Important to remember/consider: it didn't always suck to be a woman in Afghanistan

Dangerous Minds: Women in Afghanistan were not always under house arrest and forbidden by law to leave their homes unchaperoned by a male relative. Once upon a time in pre-Taliban days Afghan women had access to professional careers, university-level education, shops selling non-traditional clothing, public transportation, and public spaces, all of which they happily navigated freely and without supervision.

According to a State Department report from the Bureau of Democracy, Human Rights and Labor from 2001:
Prior to the rise of the Taliban, women in Afghanistan were protected under law and increasingly afforded rights in Afghan society. Women received the right to vote in the 1920s; and as early as the 1960s, the Afghan constitution provided for equality for women. There was a mood of tolerance and openness as the country began moving toward democracy. Women were making important contributions to national development. In 1977, women comprised over 15% of Afghanistan’s highest legislative body. It is estimated that by the early 1990s, 70% of schoolteachers, 50% of government workers and university students, and 40% of doctors in Kabul were women. Afghan women had been active in humanitarian relief organizations until the Taliban imposed severe restrictions on their ability to work. These professional women provide a pool of talent and expertise that will be needed in the reconstruction of post-Taliban Afghanistan.
Even under Hamid Karzai’s government, with the recently approved Code of Conduct for women, all of the women shown in these photographs, taken in the ‘50s, ‘60s, and early ‘70s, could still can be faulted with improper behavior, according to clerics and government officials. 


Mark Steyn writes (emphasis mine):

A few weeks back, I wrote:
At this point, Americans sigh wearily and shrug, "Afghanistan, the graveyard of empire," or sneer, "If they want to live in a seventh-century s***hole, f*** 'em." But neither assertion is true. Do five minutes' googling, and you'll find images from the Sixties and early Seventies of women in skirts above the knee listening to the latest Beatles releases in Kabul record stores.
Dangerous Minds has now assembled a collection of these photographs - not just Kabul coeds and teenyboppers but scientific researchers, too - from the Seventies, Sixties and Fifties, and they're well worth taking a look at, if only to understand the totality of our failure there. There's also a portrait of King Amanullah's consort, Queen Soraya, in the Twenties wearing a sleeveless gown that would get her stoned in 21st century Afghanistan.

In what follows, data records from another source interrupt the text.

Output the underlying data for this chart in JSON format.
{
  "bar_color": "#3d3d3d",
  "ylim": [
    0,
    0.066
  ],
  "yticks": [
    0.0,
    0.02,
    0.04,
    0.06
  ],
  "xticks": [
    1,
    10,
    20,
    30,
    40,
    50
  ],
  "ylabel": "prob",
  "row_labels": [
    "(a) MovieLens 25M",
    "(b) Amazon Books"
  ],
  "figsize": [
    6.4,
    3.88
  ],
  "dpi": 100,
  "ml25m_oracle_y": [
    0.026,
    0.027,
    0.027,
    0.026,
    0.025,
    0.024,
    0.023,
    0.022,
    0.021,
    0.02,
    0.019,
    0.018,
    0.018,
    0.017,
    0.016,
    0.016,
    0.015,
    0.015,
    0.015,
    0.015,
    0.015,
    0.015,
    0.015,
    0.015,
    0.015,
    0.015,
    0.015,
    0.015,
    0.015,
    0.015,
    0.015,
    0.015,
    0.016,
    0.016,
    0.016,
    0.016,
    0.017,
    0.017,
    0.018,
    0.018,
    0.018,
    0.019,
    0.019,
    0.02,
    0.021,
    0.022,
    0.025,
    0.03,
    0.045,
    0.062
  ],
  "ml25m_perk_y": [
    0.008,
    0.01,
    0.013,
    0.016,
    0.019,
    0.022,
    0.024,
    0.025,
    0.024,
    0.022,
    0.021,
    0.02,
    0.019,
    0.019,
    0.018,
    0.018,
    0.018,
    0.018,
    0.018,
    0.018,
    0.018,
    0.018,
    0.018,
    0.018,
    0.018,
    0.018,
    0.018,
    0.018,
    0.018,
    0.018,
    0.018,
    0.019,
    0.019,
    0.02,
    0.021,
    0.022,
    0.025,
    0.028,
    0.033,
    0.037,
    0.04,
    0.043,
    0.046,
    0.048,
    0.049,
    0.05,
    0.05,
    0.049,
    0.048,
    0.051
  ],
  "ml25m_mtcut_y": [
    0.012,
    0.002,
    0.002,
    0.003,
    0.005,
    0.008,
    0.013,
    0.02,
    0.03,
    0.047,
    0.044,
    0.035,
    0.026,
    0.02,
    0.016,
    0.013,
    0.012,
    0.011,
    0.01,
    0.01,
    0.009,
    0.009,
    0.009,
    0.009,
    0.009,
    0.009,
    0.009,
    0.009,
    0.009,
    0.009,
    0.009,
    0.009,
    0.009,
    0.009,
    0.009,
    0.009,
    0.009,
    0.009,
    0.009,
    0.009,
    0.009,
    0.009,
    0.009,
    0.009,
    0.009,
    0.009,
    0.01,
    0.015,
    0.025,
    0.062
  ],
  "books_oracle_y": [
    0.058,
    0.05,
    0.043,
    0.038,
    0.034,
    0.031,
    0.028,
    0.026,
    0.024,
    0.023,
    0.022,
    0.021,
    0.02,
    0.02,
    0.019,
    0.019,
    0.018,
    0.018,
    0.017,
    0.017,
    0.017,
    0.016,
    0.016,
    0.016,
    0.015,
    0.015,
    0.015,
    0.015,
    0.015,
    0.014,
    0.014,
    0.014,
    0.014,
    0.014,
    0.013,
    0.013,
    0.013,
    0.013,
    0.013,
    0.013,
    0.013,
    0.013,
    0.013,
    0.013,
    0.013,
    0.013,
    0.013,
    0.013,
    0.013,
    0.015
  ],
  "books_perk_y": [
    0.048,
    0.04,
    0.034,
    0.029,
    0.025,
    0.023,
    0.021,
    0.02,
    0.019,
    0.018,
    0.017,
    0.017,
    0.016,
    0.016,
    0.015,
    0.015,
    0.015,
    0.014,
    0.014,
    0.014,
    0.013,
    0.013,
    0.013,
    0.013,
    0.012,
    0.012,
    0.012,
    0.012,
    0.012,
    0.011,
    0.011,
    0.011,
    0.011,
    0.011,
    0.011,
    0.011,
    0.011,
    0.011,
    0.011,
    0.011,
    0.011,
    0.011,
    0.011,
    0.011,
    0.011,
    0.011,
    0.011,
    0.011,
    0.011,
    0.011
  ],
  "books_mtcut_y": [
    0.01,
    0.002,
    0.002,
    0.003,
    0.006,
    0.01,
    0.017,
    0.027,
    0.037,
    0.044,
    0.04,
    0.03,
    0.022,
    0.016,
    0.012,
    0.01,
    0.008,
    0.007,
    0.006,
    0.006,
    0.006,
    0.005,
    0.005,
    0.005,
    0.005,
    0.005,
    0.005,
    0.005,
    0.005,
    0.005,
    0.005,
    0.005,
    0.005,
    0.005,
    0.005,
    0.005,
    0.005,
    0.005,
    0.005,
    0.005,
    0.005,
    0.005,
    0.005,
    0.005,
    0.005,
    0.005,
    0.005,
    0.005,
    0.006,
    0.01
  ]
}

Amanullah was the emir who regained control of his country's foreign policy from the British, but he and his wife were more westernized than any of the would-be heirs to his throne today. Queen Soraya, a practising Muslim, nevertheless went around riding on horseback - which no unaccompanied woman can do in her country after 12 years as an American protectorate. As I said:
If it's too much to undo the barbarism of centuries, why could the supposed superpower not even return the country to the fitful civilization of the disco era? The American imperium has lasted over twice as long as the Taliban's rule — and yet, unlike them, we left no trace.
America and its allies have the best tanks, planes, and guns ...but no will and no strategy. And so the tanks, planes and guns count for naught. Our enemies have nothing but will. The consequences of this distinction extend well beyond Afghanistan.